Voraussichtlich 2024 soll ein Trinkwasserkraftwerk in Serneus fertiggestellt werden. Daneben ist auch die Nutzung bisheriger Restprodukte im Fokus. In der ARA Klosters-Dorf konnte eine Methanschlupfanlage installiert werden. Die bei der Reinigung des Abwassers entstehenden Klärgase werden damit zur Energiegewinnung genutzt. Ferner ist eine Biogasanlage in der ARA Klosters-Dorf geplant. Ein Wärmeverbund ins Siedlungsgebiet ist dabei ebenfalls vorgesehen. Als weitere Abwärmenutzung wird aktuell die Fassung des erwärmten Tunnelwassers im Vereina überprüft. Messungen dazu werden gerade ausgeführt und demnächst ausgewertet.

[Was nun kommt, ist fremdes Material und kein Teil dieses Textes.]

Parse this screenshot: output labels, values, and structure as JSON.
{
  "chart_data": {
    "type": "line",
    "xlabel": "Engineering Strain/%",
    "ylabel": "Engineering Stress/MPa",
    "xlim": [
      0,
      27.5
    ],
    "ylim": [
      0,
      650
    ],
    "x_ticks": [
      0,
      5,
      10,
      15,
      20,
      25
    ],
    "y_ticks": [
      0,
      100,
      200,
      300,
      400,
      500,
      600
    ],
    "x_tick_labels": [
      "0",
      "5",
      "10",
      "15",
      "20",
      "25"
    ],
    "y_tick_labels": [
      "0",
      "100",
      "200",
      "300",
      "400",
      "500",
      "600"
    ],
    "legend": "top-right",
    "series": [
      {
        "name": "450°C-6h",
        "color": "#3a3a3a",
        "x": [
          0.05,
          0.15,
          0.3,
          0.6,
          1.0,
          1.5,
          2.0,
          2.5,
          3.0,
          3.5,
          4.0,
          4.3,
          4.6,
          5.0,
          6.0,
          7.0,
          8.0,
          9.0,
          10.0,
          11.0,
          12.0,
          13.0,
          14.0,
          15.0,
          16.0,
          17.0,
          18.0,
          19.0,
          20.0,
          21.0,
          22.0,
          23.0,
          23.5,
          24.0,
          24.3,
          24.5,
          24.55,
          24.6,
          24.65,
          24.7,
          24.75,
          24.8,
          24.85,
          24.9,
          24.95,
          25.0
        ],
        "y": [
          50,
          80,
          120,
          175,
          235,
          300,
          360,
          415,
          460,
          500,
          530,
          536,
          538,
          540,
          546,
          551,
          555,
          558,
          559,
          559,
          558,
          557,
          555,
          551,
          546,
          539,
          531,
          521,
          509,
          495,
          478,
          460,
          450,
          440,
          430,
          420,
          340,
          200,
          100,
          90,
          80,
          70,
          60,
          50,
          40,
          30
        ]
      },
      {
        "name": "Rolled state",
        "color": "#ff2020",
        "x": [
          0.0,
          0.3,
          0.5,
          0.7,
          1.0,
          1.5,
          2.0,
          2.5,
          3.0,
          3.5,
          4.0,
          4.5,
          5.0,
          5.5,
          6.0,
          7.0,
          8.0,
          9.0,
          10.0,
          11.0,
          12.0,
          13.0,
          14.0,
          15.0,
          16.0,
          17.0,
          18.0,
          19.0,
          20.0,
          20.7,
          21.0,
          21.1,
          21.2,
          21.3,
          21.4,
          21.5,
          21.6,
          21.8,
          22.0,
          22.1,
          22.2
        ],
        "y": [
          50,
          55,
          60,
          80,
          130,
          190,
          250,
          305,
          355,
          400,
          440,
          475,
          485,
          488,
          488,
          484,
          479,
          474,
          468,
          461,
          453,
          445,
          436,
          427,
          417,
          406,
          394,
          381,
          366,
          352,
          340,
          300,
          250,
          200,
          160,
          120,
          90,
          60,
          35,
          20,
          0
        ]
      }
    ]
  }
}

E-Ladestationen mit Wasserkraft-Strom

Für unsere zukünftigen Generationen ist nicht nur eine rasche Umstellung weg von fossilen Rohstoffen hin zu erneuerbaren Energiequellen notwendig. Auch nachhaltige und innovative Mobilitätslösungen – wie beispielsweise die Elektromobilität – müssen jetzt angedacht werden. So werden die bereits bestehenden Elektroladestationen beim Bahnhof mit zusätzlichen Standorten laufend erweitert. Beim Parkplatz Monbiel wurden dafür bereits die Stromleitungen vorbereitet. Der dortige Strom wird direkt aus der Wasserkraft vor Ort gespiesen. Neben der Elektromobilität sollen alternative Antriebe jedoch nicht in Vergessenheit geraten. Auch hier gilt, Diversifikation ist das angestrebte Ziel. Denn um die Energiewende zu schaffen, braucht es viele unterschiedliche Lösungen.